To be clear, however, this is not a case of replacing NASA. NASA's exploration and technology development missions will continue to push the envelope and private actors may follow, leveraging the accumulated public research knowledge and IP. NASA will work with innovative commercial firms to build spacecraft and launch them. Next summer, the Psyche mission will be launched on a commercial SpaceX Falcon Heavy rocket, which offers better performance at a lower price than was initially anticipated in the plan. That mission, led by ASU's own Lindy Elkins-Tanton, will explore 16 Psyche, a metallic asteroid. While Psyche is designed for and will carry out foundational science about planets' origins, space entrepreneurs will undoubtedly be eagerly watching as they contemplate eventually mining these drifting chunks of valuable metals. Hopefully, such activity may produce a new abundance for humanity and reduce the Earth's industry load.
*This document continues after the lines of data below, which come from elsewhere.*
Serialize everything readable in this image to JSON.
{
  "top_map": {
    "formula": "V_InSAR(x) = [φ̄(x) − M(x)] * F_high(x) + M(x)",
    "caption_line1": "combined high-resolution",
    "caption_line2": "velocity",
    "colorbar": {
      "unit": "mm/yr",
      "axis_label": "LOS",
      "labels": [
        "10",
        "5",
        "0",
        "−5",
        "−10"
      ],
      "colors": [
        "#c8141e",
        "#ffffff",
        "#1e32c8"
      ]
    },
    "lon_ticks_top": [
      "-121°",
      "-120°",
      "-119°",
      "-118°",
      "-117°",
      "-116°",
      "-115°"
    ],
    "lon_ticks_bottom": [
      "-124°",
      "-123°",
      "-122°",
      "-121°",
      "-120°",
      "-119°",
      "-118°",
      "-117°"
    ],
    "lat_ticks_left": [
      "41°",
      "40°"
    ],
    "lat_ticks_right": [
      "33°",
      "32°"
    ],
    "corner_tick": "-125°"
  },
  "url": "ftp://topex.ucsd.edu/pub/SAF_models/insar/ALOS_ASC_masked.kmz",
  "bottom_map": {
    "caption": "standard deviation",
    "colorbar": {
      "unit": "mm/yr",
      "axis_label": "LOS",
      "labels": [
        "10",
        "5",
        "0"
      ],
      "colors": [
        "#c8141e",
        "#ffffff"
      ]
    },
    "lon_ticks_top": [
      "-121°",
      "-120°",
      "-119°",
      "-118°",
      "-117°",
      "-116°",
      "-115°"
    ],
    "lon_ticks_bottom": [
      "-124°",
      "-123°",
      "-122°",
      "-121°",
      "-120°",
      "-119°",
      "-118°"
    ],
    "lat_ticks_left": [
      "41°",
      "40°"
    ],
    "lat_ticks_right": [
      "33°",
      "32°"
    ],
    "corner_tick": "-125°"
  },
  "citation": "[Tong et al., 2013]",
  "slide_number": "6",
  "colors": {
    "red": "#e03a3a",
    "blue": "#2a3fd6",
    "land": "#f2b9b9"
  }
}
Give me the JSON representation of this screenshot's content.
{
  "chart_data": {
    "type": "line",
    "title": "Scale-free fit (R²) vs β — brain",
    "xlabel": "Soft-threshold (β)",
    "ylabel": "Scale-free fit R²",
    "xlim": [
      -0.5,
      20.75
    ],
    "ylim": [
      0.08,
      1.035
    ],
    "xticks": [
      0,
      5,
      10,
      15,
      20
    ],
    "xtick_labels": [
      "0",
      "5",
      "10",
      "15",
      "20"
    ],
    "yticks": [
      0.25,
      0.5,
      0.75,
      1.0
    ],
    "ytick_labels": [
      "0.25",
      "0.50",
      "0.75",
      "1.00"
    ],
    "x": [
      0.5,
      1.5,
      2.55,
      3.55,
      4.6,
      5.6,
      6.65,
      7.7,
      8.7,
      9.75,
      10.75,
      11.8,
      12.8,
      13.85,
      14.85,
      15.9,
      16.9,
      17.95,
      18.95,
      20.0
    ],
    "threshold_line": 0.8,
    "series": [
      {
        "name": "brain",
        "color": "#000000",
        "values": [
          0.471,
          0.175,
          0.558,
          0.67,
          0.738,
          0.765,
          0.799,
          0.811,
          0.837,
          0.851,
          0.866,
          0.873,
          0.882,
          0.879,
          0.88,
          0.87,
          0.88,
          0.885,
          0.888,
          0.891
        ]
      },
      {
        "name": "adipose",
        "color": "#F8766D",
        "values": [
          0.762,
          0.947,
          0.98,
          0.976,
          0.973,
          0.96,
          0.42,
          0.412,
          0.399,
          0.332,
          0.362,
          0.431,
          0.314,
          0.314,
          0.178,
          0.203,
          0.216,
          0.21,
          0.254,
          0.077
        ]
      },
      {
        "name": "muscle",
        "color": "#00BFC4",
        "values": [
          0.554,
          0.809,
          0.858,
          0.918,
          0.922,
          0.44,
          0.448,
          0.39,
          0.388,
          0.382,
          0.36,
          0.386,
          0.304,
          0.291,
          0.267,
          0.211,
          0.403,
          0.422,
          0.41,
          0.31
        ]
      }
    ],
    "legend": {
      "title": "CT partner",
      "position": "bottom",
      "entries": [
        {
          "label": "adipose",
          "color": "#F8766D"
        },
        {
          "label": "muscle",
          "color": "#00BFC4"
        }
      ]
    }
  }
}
Q: The Trump administration was arguably more successful in space than in any other policy arena. How did that happen?

A: Well, as the saying goes, "people are policy," and the White House made excellent choices with its space appointments, starting with the NASA agency review team I was on. The ART was composed of a strong group of talented space professionals. The administration was bold enough to put a group of divergent thinkers onto the same team. We didn't always agree, but we respected each other and produced a single, consistent recommendation from which many of the space policies flowed.

I've already noted the choice of Scott Pace to manage the National Space Council. The selection of Jim Bridenstine as NASA administrator didn't come as quick as I would have liked; I was a fan of Jim's perspective on space development and supported his nomination, despite some strong criticism. Many of Jim's former critics, including the former senator who's now the NASA Administrator nominee, Bill Nelson, have apologized and admitted that Jim Bridenstine was the best choice for the job. His careful stewardship and creative thinking were widely admired within the agency and industry.